Quest's test first does Sanger sequencing as a quick method to identify X4. If a patient is X4 based on the Sanger test, that can be reported out quickly, Platt said. However, since the Sanger test can only identify X4 if it is present at 20 percent frequency or above, the cases that are predicted to be R5 reflex to the NGS assay.
Platt said that in order to ensure low frequency variants are selected for, Quest samples in triplicate, running three PCR reactions from the same blood sample. "It's all about the sensitivity in the beginning," she said.
Moving forward, Platt said that it may become necessary to draw more blood to get at minor mutants. Additionally, all steps in the sample prep process must be carefully evaluated, including nucleic acid extraction and library preparation methods.
Often, nucleic acid extraction methods with the highest yield and purity do not recover all the targets, she said. Additionally, nucleic acid extraction can introduce other biases, such as methylation, that may be magnified downstream.
Next-gen sequencing library prep methods also have the tendency to introduce bias, Platt said. Hybridization-based methods may capture off targets. For amplicon-based methods, targets must be precisely defined.
Aside from its HIV tropism test, Quest has also developed a next-gen sequencing test to diagnose Charcot-Marie-Tooth disease, and it recently struck multi-year deals with both Illumina and Life Technologies to use their respective sequencing technologies for clinical testing.
Martin Siaw, associate scientific director for advanced sequencing at Quest Diagnostics, said that the company is platform agnostic and is not only testing out the various next-gen sequencing platforms, but also how easily sample and library prep on the platforms can be automated.
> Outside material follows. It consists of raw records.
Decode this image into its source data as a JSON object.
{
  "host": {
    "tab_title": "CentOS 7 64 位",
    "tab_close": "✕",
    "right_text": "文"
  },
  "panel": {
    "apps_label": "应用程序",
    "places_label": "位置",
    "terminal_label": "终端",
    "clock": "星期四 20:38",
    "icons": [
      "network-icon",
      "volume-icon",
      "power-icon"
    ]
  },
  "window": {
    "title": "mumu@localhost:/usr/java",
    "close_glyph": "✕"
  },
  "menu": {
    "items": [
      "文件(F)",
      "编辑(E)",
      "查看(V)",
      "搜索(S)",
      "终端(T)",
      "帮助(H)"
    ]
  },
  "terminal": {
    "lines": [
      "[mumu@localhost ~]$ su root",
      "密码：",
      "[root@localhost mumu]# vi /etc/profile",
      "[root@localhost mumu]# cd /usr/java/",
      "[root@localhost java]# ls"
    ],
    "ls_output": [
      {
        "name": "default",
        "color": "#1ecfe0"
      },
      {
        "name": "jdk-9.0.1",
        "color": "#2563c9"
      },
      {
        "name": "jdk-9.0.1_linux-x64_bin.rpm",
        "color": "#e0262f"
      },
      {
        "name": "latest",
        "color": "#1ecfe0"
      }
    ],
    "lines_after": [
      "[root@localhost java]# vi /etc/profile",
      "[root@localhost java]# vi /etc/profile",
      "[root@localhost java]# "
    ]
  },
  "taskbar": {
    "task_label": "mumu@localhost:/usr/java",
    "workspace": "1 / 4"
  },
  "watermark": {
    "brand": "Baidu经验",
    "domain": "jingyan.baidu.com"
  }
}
Patricia Mueller, chief of the Molecular Risk Assessment Laboratory in the Newborn Screening and Molecular Biology Branch of the CDC, highlighted yet another issue with sample and library prep for NGS tests — pseudogenes.
Mueller said that her lab has attempted to validate an NGS screening test for over 400 recessive diseases in newborns, including congenital adrenal hyperplasia. The disease is caused by a mutation to the CYP21A2 gene, but the gene also has a non-functional pseudogene — CYP21AP. The gene and pseudogene are 98 percent homologous, she said. And while the two can be distinguished by generating a long-range amplicon, the amplicon must span 5,000 base pairs, which is not possible with short-read sequencing technology, she said.
When testing the newborn screening panel, Mueller said that the team tried both hybrid capture arrays and amplicon-based target capture steps, but "both enrichment approaches failed to separate the functional gene from the pseudogene."
The problem is significant, Mueller added. Studies have identified between 12,000 to 20,000 regions that are likely to encode for pseudogenes. Parent genes have been identified for more than 9,000 pseudogenes, including more than 3,000 known functional genes with pseudogenes.
Going forward, Mueller said that pseudogenes need to be identified and catalogued so that next-gen sequencing test developers are aware of them. Additionally, better methods will need to be developed to ensure that target enrichment steps select for the functional gene, not the pseudogene.